By finetuning the model on a specific dataset, you can achieve better performance with fewer tokens, which can lead to reduced computational costs when using cloud-based large language models. This is because the model is more likely to generate accurate and relevant output without the need for lengthy prompts with many data examples, reducing the number of tokens processed and the associated costs.

• Latency

Finetuning can also lead to reduced latency compared to prompt engineering, as the model has been trained on a specific task and is more likely to generate relevant output without the need for lengthy prompts. This will help in providing better user experience.

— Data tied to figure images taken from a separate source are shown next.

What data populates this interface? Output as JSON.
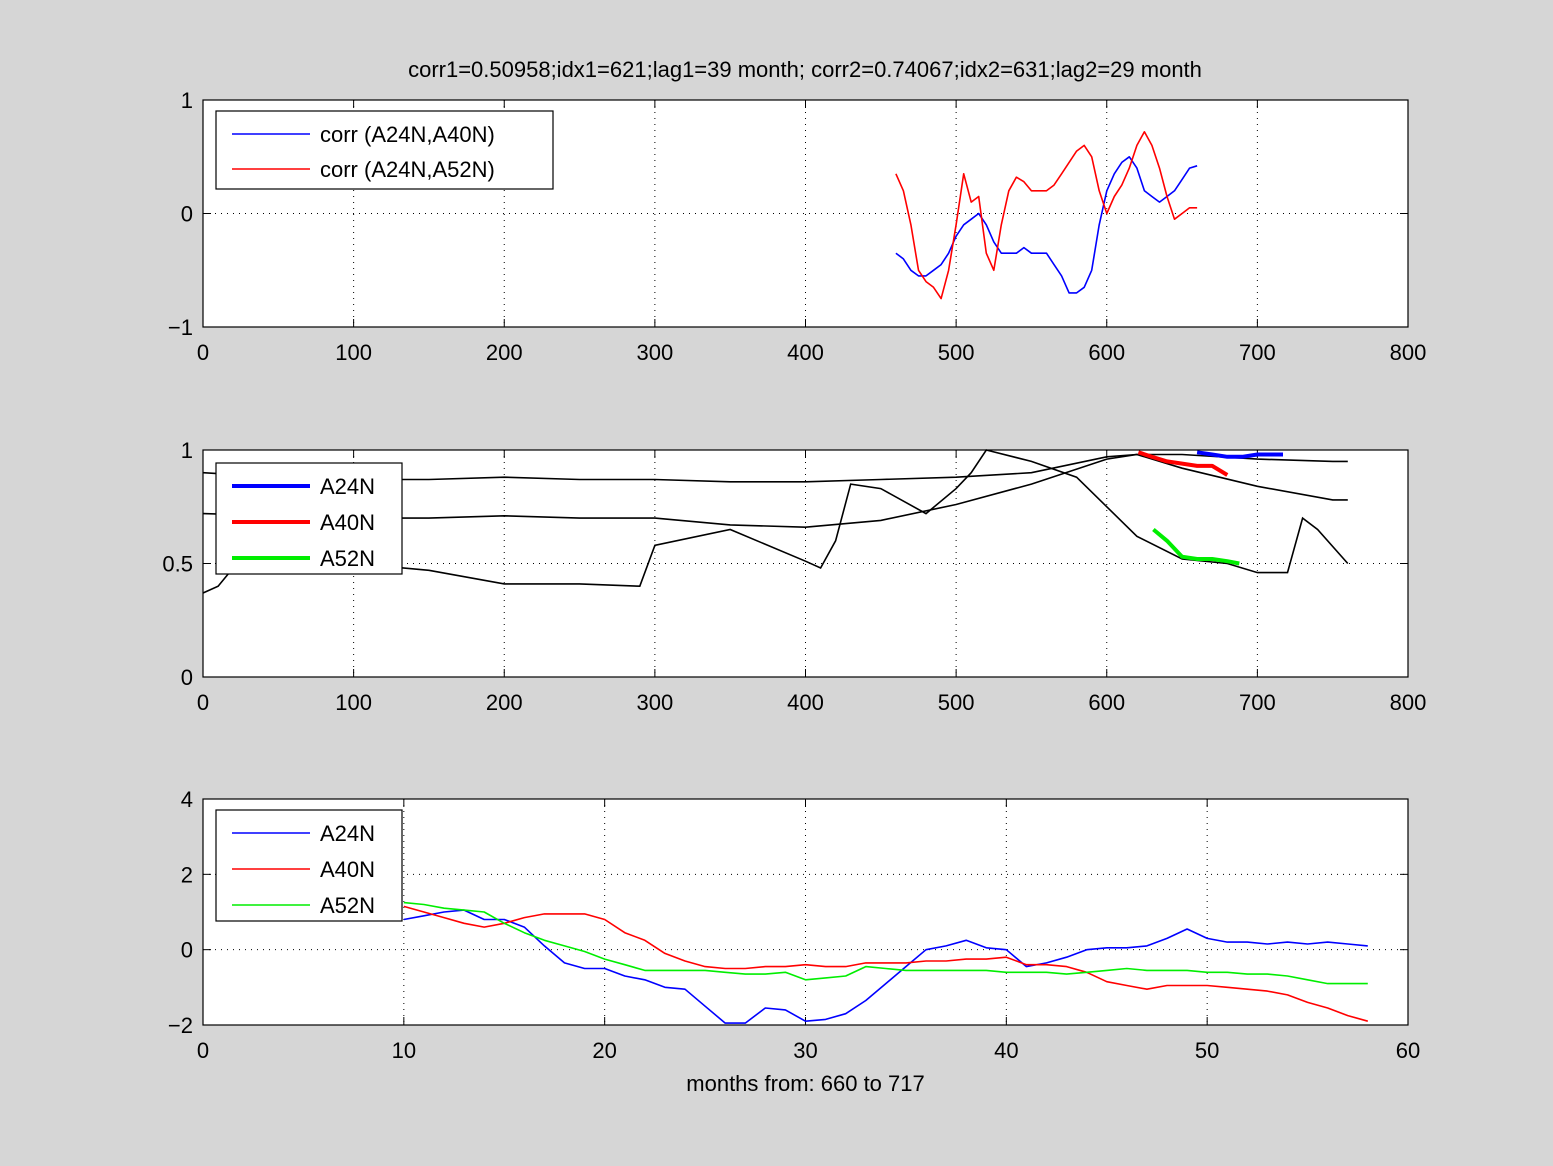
{
  "figure": {
    "title": "corr1=0.50958;idx1=621;lag1=39 month;   corr2=0.74067;idx2=631;lag2=29 month",
    "background": "#d6d6d6"
  },
  "chart_data": [
    {
      "type": "line",
      "xlim": [
        0,
        800
      ],
      "ylim": [
        -1,
        1
      ],
      "xticks": [
        "0",
        "100",
        "200",
        "300",
        "400",
        "500",
        "600",
        "700",
        "800"
      ],
      "yticks": [
        "−1",
        "0",
        "1"
      ],
      "grid": true,
      "legend_position": "top-left",
      "series": [
        {
          "name": "corr (A24N,A40N)",
          "color": "#0000ff",
          "x": [
            460,
            465,
            470,
            475,
            480,
            485,
            490,
            495,
            500,
            505,
            510,
            515,
            520,
            525,
            530,
            535,
            540,
            545,
            550,
            555,
            560,
            565,
            570,
            575,
            580,
            585,
            590,
            595,
            600,
            605,
            610,
            615,
            620,
            625,
            630,
            635,
            640,
            645,
            650,
            655,
            660
          ],
          "y": [
            -0.35,
            -0.4,
            -0.5,
            -0.55,
            -0.55,
            -0.5,
            -0.45,
            -0.35,
            -0.2,
            -0.1,
            -0.05,
            0.0,
            -0.1,
            -0.25,
            -0.35,
            -0.35,
            -0.35,
            -0.3,
            -0.35,
            -0.35,
            -0.35,
            -0.45,
            -0.55,
            -0.7,
            -0.7,
            -0.65,
            -0.5,
            -0.1,
            0.2,
            0.35,
            0.45,
            0.5,
            0.4,
            0.2,
            0.15,
            0.1,
            0.15,
            0.2,
            0.3,
            0.4,
            0.42
          ]
        },
        {
          "name": "corr (A24N,A52N)",
          "color": "#ff0000",
          "x": [
            460,
            465,
            470,
            475,
            480,
            485,
            490,
            495,
            500,
            505,
            510,
            515,
            520,
            525,
            530,
            535,
            540,
            545,
            550,
            555,
            560,
            565,
            570,
            575,
            580,
            585,
            590,
            595,
            600,
            605,
            610,
            615,
            620,
            625,
            630,
            635,
            640,
            645,
            650,
            655,
            660
          ],
          "y": [
            0.35,
            0.2,
            -0.1,
            -0.5,
            -0.6,
            -0.65,
            -0.75,
            -0.5,
            -0.1,
            0.35,
            0.1,
            0.15,
            -0.35,
            -0.5,
            -0.1,
            0.2,
            0.32,
            0.28,
            0.2,
            0.2,
            0.2,
            0.25,
            0.35,
            0.45,
            0.55,
            0.6,
            0.5,
            0.2,
            0.0,
            0.15,
            0.25,
            0.4,
            0.6,
            0.72,
            0.6,
            0.4,
            0.15,
            -0.05,
            0.0,
            0.05,
            0.05
          ]
        }
      ]
    },
    {
      "type": "line",
      "xlim": [
        0,
        800
      ],
      "ylim": [
        0,
        1
      ],
      "xticks": [
        "0",
        "100",
        "200",
        "300",
        "400",
        "500",
        "600",
        "700",
        "800"
      ],
      "yticks": [
        "0",
        "0.5",
        "1"
      ],
      "grid": true,
      "legend_position": "top-left",
      "background_series": [
        {
          "color": "#000000",
          "x": [
            0,
            50,
            100,
            150,
            200,
            250,
            300,
            350,
            400,
            450,
            500,
            550,
            600,
            620,
            650,
            700,
            750,
            760
          ],
          "y": [
            0.9,
            0.88,
            0.87,
            0.87,
            0.88,
            0.87,
            0.87,
            0.86,
            0.86,
            0.87,
            0.88,
            0.9,
            0.97,
            0.98,
            0.98,
            0.96,
            0.95,
            0.95
          ]
        },
        {
          "color": "#000000",
          "x": [
            0,
            50,
            100,
            150,
            200,
            250,
            300,
            350,
            400,
            450,
            500,
            550,
            600,
            620,
            650,
            700,
            750,
            760
          ],
          "y": [
            0.72,
            0.71,
            0.7,
            0.7,
            0.71,
            0.7,
            0.7,
            0.67,
            0.66,
            0.69,
            0.76,
            0.85,
            0.96,
            0.98,
            0.92,
            0.84,
            0.78,
            0.78
          ]
        },
        {
          "color": "#000000",
          "x": [
            0,
            10,
            20,
            50,
            100,
            150,
            200,
            250,
            290,
            300,
            350,
            400,
            410,
            420,
            430,
            450,
            480,
            500,
            510,
            520,
            550,
            580,
            600,
            620,
            650,
            680,
            700,
            720,
            730,
            740,
            760
          ],
          "y": [
            0.37,
            0.4,
            0.48,
            0.5,
            0.5,
            0.47,
            0.41,
            0.41,
            0.4,
            0.58,
            0.65,
            0.51,
            0.48,
            0.6,
            0.85,
            0.83,
            0.72,
            0.83,
            0.9,
            1.0,
            0.95,
            0.88,
            0.75,
            0.62,
            0.52,
            0.5,
            0.46,
            0.46,
            0.7,
            0.65,
            0.5
          ]
        }
      ],
      "series": [
        {
          "name": "A24N",
          "color": "#0000ff",
          "x": [
            660,
            670,
            680,
            690,
            700,
            710,
            717
          ],
          "y": [
            0.99,
            0.98,
            0.97,
            0.97,
            0.98,
            0.98,
            0.98
          ]
        },
        {
          "name": "A40N",
          "color": "#ff0000",
          "x": [
            621,
            630,
            640,
            650,
            660,
            670,
            680
          ],
          "y": [
            0.99,
            0.97,
            0.95,
            0.94,
            0.93,
            0.93,
            0.89
          ]
        },
        {
          "name": "A52N",
          "color": "#00ee00",
          "x": [
            631,
            640,
            650,
            660,
            670,
            680,
            688
          ],
          "y": [
            0.65,
            0.6,
            0.53,
            0.52,
            0.52,
            0.51,
            0.5
          ]
        }
      ]
    },
    {
      "type": "line",
      "xlim": [
        0,
        60
      ],
      "ylim": [
        -2,
        4
      ],
      "xticks": [
        "0",
        "10",
        "20",
        "30",
        "40",
        "50",
        "60"
      ],
      "yticks": [
        "−2",
        "0",
        "2",
        "4"
      ],
      "xlabel": "months from: 660 to 717",
      "grid": true,
      "legend_position": "top-left",
      "series": [
        {
          "name": "A24N",
          "color": "#0000ff",
          "x": [
            10,
            11,
            12,
            13,
            14,
            15,
            16,
            17,
            18,
            19,
            20,
            21,
            22,
            23,
            24,
            25,
            26,
            27,
            28,
            29,
            30,
            31,
            32,
            33,
            34,
            35,
            36,
            37,
            38,
            39,
            40,
            41,
            42,
            43,
            44,
            45,
            46,
            47,
            48,
            49,
            50,
            51,
            52,
            53,
            54,
            55,
            56,
            57,
            58
          ],
          "y": [
            0.8,
            0.9,
            1.0,
            1.05,
            0.8,
            0.8,
            0.6,
            0.1,
            -0.35,
            -0.5,
            -0.5,
            -0.7,
            -0.8,
            -1.0,
            -1.05,
            -1.5,
            -1.95,
            -1.95,
            -1.55,
            -1.6,
            -1.9,
            -1.85,
            -1.7,
            -1.35,
            -0.9,
            -0.45,
            0.0,
            0.1,
            0.25,
            0.05,
            0.0,
            -0.45,
            -0.35,
            -0.2,
            0.0,
            0.05,
            0.05,
            0.1,
            0.3,
            0.55,
            0.3,
            0.2,
            0.2,
            0.15,
            0.2,
            0.15,
            0.2,
            0.15,
            0.1
          ]
        },
        {
          "name": "A40N",
          "color": "#ff0000",
          "x": [
            10,
            11,
            12,
            13,
            14,
            15,
            16,
            17,
            18,
            19,
            20,
            21,
            22,
            23,
            24,
            25,
            26,
            27,
            28,
            29,
            30,
            31,
            32,
            33,
            34,
            35,
            36,
            37,
            38,
            39,
            40,
            41,
            42,
            43,
            44,
            45,
            46,
            47,
            48,
            49,
            50,
            51,
            52,
            53,
            54,
            55,
            56,
            57,
            58
          ],
          "y": [
            1.15,
            1.0,
            0.85,
            0.7,
            0.6,
            0.7,
            0.85,
            0.95,
            0.95,
            0.95,
            0.8,
            0.45,
            0.25,
            -0.1,
            -0.3,
            -0.45,
            -0.5,
            -0.5,
            -0.45,
            -0.45,
            -0.4,
            -0.45,
            -0.45,
            -0.35,
            -0.35,
            -0.35,
            -0.3,
            -0.3,
            -0.25,
            -0.25,
            -0.2,
            -0.4,
            -0.4,
            -0.45,
            -0.6,
            -0.85,
            -0.95,
            -1.05,
            -0.95,
            -0.95,
            -0.95,
            -1.0,
            -1.05,
            -1.1,
            -1.2,
            -1.4,
            -1.55,
            -1.75,
            -1.9
          ]
        },
        {
          "name": "A52N",
          "color": "#00ee00",
          "x": [
            10,
            11,
            12,
            13,
            14,
            15,
            16,
            17,
            18,
            19,
            20,
            21,
            22,
            23,
            24,
            25,
            26,
            27,
            28,
            29,
            30,
            31,
            32,
            33,
            34,
            35,
            36,
            37,
            38,
            39,
            40,
            41,
            42,
            43,
            44,
            45,
            46,
            47,
            48,
            49,
            50,
            51,
            52,
            53,
            54,
            55,
            56,
            57,
            58
          ],
          "y": [
            1.25,
            1.2,
            1.1,
            1.05,
            1.0,
            0.7,
            0.45,
            0.25,
            0.1,
            -0.05,
            -0.25,
            -0.4,
            -0.55,
            -0.55,
            -0.55,
            -0.55,
            -0.6,
            -0.65,
            -0.65,
            -0.6,
            -0.8,
            -0.75,
            -0.7,
            -0.45,
            -0.5,
            -0.55,
            -0.55,
            -0.55,
            -0.55,
            -0.55,
            -0.6,
            -0.6,
            -0.6,
            -0.65,
            -0.6,
            -0.55,
            -0.5,
            -0.55,
            -0.55,
            -0.55,
            -0.6,
            -0.6,
            -0.65,
            -0.65,
            -0.7,
            -0.8,
            -0.9,
            -0.9,
            -0.9
          ]
        }
      ]
    }
  ]
}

• Smaller Language Models Perform Better

When doing finetuning with a large dataset for a specific task, smaller models can perform in par with the larger language models. This leads to reduced computational costs and faster inference times, making it more practical for real-time applications. This improves the cost and latency benefits further.

• Generalization

Finetuning can help the model generalize better to new, unseen data, as it has been trained on a more diverse set of examples. For example, if you want to train a language model to summarize news articles, finetuning the model on a dataset of news articles can help the model generalize to new, unseen articles.

• Control

Finetuning a model allows for better control over the model's behavior and output. By training the model on a specific dataset, you can guide the model to generate responses that are more relevant and appropriate for the task at hand. For example, if you want to create a language model that generates politically neutral responses, you can finetune the model on a dataset of politically neutral text to achieve better control

Prompt Engineering Vs finetuning comparison

Aspect	Prompt Engineering	Finetuning
Cost	Can be higher due to increased token size	Lower, as token size is not a constraint
Performance	Limited by the quality of the prompt and token size	Can achieve higher performance with larger datasets
Dataset size	Restricted by token limit	Can handle larger datasets
Latency	Can be higher due to increased token size	Lower, as token size is not a constraint
Generalization	Limited by the diversity of prompts	Can generalize better to new, unseen data
Control	Limited control over model behavior and output	Better control over model behavior and output
Overfitting	Can lead to overfitting	Can mitigate overfitting by using a diverse set of examples
Accuracy	Limited by the number of examples provided in the prompt	Can achieve higher accuracy with larger datasets
Resource requirements	Requires larger language models	Smaller models can perform in par with larger models

Which one to choose?

The choice between prompt engineering and finetuning depends on your specific use case and requirements:

1. Prompt Engineering: Choose prompt engineering if you have a small dataset or need a quick solution without investing in additional training. For example, if you want to create a simple question-answering system using a pre-trained language model, you can craft a prompt like "Question: What is the capital of France? Answer: " and let the model complete the answer.

2. Finetuning: Choose finetuning if you have a larger dataset and want to achieve higher performance on a specific task. For example, if you want to create a sentiment analysis model for movie reviews, finetuning the model on a large dataset of labeled movie reviews will likely yield better results than relying on prompt engineering alone.

In summary, prompt engineering can be effective for improving model performance with limited datasets, but it has limitations due to token size and can lead to overfitting. Finetuning, on the other hand, allows for better performance with larger datasets, reduced costs and latency, better generalization, and more control over the model's behavior and output. So, choose the one that suits your needs the best!